135. Quoique le pouvoir législatif (soit qu’on l’ait remis à une seule personne ou à plusieurs, pour toujours, ou seulement pour un temps et par intervalles) soit le suprême pouvoir d’un État; cependant, il n’est premièrement, et ne peut être absolument arbitraire sur la vie et les biens du peuple.
Car, ce pouvoir n’étant autre chose que le pouvoir de chaque membre de la société, remis à cette personne ou à cette assemblée, qui est le législateur, ne saurait être plus grand que celui que toutes ces différentes personnes avaient dans l’état de nature, avant qu’ils entrassent en société, et eussent remis leur pouvoir à la communauté qu’ils formèrent ensuite.
Car, enfin, personne ne peut conférer à un autre plus de pouvoir qu’il n’en a lui-même : or, personne n’a un pouvoir absolu et arbitraire sur soi-même, ou sur un autre, pour s’ôter la vie, ou pour la ravir a qui que ce soit, ou lui ravir aucun bien qu’il lui appartienne en propre.
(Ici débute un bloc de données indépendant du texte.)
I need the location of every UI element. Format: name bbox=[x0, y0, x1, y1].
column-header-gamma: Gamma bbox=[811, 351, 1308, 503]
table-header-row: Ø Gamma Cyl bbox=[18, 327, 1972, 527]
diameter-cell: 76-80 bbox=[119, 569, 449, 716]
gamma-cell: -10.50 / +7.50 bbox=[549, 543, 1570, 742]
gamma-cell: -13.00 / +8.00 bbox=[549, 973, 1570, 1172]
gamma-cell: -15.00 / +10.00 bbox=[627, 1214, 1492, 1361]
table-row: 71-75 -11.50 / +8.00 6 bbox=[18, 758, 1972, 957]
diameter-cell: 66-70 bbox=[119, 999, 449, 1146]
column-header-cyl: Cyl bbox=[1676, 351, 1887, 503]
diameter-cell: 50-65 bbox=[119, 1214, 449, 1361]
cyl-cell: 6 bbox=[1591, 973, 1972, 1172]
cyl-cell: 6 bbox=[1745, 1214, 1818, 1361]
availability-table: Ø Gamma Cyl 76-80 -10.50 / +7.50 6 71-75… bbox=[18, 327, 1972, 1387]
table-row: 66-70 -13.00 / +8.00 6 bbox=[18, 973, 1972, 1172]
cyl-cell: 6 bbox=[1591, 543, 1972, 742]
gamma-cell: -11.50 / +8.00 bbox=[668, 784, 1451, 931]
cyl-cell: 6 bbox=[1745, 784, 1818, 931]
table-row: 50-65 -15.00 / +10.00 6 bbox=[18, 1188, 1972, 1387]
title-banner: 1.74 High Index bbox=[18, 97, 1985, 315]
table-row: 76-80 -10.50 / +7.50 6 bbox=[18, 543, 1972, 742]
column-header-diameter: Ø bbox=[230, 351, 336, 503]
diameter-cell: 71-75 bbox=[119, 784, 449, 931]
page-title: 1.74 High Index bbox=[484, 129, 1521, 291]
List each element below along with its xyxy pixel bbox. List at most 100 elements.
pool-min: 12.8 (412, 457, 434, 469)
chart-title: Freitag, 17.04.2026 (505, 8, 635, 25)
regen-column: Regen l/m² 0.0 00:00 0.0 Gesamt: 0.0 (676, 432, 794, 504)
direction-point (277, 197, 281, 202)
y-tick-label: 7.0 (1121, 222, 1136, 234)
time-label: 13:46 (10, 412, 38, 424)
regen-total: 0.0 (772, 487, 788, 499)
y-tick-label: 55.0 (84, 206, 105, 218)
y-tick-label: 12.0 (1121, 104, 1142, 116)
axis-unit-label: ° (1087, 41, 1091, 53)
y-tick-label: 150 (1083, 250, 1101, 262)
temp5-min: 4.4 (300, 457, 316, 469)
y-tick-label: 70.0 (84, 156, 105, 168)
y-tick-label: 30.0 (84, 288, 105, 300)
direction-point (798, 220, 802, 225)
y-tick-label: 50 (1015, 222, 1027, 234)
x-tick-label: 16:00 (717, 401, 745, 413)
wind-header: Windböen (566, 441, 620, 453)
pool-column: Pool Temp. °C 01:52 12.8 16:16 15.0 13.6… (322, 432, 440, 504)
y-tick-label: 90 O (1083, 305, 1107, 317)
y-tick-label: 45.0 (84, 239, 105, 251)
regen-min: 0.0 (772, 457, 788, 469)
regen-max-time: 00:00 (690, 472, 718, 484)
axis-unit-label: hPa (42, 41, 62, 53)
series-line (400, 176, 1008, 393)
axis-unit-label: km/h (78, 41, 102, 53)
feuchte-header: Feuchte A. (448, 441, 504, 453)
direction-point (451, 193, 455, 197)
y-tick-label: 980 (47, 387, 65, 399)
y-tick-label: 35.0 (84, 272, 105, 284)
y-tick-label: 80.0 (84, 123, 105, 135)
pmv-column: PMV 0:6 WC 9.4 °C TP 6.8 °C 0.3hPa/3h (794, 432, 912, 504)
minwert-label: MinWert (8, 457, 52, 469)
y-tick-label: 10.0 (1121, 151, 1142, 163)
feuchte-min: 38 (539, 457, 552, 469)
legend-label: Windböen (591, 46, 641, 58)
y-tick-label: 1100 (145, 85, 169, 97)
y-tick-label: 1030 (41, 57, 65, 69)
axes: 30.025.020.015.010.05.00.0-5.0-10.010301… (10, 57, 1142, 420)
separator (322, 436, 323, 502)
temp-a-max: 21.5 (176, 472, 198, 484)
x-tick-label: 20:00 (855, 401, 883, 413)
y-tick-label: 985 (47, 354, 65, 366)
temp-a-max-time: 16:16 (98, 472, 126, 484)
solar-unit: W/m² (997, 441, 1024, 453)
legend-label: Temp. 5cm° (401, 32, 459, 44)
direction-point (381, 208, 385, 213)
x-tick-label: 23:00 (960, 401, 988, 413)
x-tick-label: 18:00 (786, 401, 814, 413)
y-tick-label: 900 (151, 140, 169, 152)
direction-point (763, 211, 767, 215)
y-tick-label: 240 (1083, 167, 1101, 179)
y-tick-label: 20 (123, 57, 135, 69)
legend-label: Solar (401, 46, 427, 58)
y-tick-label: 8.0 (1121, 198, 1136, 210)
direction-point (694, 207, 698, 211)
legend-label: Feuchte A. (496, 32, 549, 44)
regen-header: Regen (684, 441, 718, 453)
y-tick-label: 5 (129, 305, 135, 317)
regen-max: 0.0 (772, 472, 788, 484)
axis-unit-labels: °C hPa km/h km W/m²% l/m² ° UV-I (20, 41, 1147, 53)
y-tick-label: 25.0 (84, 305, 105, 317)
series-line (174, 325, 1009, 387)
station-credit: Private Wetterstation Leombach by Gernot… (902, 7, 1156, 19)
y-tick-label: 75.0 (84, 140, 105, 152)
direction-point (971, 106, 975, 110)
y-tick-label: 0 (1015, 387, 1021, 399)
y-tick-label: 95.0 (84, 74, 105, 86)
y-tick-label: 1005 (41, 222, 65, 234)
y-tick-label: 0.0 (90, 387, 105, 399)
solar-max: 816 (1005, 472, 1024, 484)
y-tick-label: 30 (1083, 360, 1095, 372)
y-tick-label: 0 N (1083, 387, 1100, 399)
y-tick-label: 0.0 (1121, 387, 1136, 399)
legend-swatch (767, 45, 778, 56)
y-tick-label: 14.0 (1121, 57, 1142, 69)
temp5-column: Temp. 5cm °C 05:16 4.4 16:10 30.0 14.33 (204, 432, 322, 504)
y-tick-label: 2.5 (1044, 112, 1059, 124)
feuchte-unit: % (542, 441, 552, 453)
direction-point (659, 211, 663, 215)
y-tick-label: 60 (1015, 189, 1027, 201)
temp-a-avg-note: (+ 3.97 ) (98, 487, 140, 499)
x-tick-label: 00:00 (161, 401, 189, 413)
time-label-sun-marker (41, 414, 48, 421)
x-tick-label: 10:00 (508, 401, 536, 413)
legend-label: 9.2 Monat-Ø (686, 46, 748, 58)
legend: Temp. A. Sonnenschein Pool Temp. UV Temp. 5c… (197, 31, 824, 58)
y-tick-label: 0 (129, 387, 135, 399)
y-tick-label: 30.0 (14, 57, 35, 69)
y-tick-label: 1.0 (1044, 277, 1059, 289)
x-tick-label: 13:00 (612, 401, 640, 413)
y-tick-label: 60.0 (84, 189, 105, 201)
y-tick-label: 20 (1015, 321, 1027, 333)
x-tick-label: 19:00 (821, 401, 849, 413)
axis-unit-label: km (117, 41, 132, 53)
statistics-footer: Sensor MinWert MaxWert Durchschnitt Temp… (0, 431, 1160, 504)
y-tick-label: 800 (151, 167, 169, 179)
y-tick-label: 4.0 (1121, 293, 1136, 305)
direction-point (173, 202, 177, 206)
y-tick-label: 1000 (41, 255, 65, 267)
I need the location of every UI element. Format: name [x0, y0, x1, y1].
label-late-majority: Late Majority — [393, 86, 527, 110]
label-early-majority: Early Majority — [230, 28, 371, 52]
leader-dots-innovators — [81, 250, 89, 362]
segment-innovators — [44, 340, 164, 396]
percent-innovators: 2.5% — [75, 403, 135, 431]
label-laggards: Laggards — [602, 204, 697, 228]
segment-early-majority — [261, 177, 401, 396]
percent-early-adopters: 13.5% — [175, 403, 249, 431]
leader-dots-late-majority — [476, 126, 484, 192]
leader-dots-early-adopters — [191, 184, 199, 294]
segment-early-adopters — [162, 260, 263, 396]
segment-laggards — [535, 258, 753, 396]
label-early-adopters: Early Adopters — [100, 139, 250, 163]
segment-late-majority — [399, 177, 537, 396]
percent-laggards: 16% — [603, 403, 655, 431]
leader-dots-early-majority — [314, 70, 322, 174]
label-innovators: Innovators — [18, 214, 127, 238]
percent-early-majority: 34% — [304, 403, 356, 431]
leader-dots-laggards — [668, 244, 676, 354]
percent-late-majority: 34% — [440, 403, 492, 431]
Un homme, ainsi qu’il a été prouvé, ne peut se soumettre au pouvoir arbitraire d’un autre; et, dans l’état de nature, n’ayant point un pouvoir arbitraire sur la vie, sur la liberté, ou sur les possessions d’autrui, mais son pouvoir s’étendant seulement jusqu’où les lois de la nature le lui permettent, pour la conservation de sa personne, et pour la conservation du reste du genre humain; c’est tout ce qu’il donne et qu’il peut donner à une société, et, par ce moyen, au pouvoir législatif; en sorte que le pouvoir législatif ne saurait s’étendre plus loin.
Selon sa véritable nature et ses véritables engagements, il doit se terminer au bien public de la société. C’est un pouvoir qui n’a pour fin que la conservation, et qui, par conséquent, ne saurait jamais avoir droit de détruire, de rendre esclave, ou d’appauvrir, à dessein, aucun sujet *.
Les obligations des lois de la nature ne cessent point dans la société ; elles y deviennent même plus fortes en plusieurs cas; et les peines qui y sont annexées pour contraindre les hommes à les observer, sont encore mieux connues par le moyen des lois humaines. Ainsi, les lois de la nature subsistent toujours comme des règles éternelles pour tous les hommes, pour les législateurs, aussi bien que pour les autres.
S’ils font des lois pour régler les actions des membres de l’État, elles doivent être aussi faites pour les leurs propres, et doivent être conformes à celles de la nature, c’est-à-dire, à la volonté de Dieu, dont elles sont la déclaration; et la loi fondamentale de la nature ayant pour objet la conservation du genre humain; il n’y a aucun décret humain qui puisse être bon et valable, lorsqu’il est contraire à cette loi.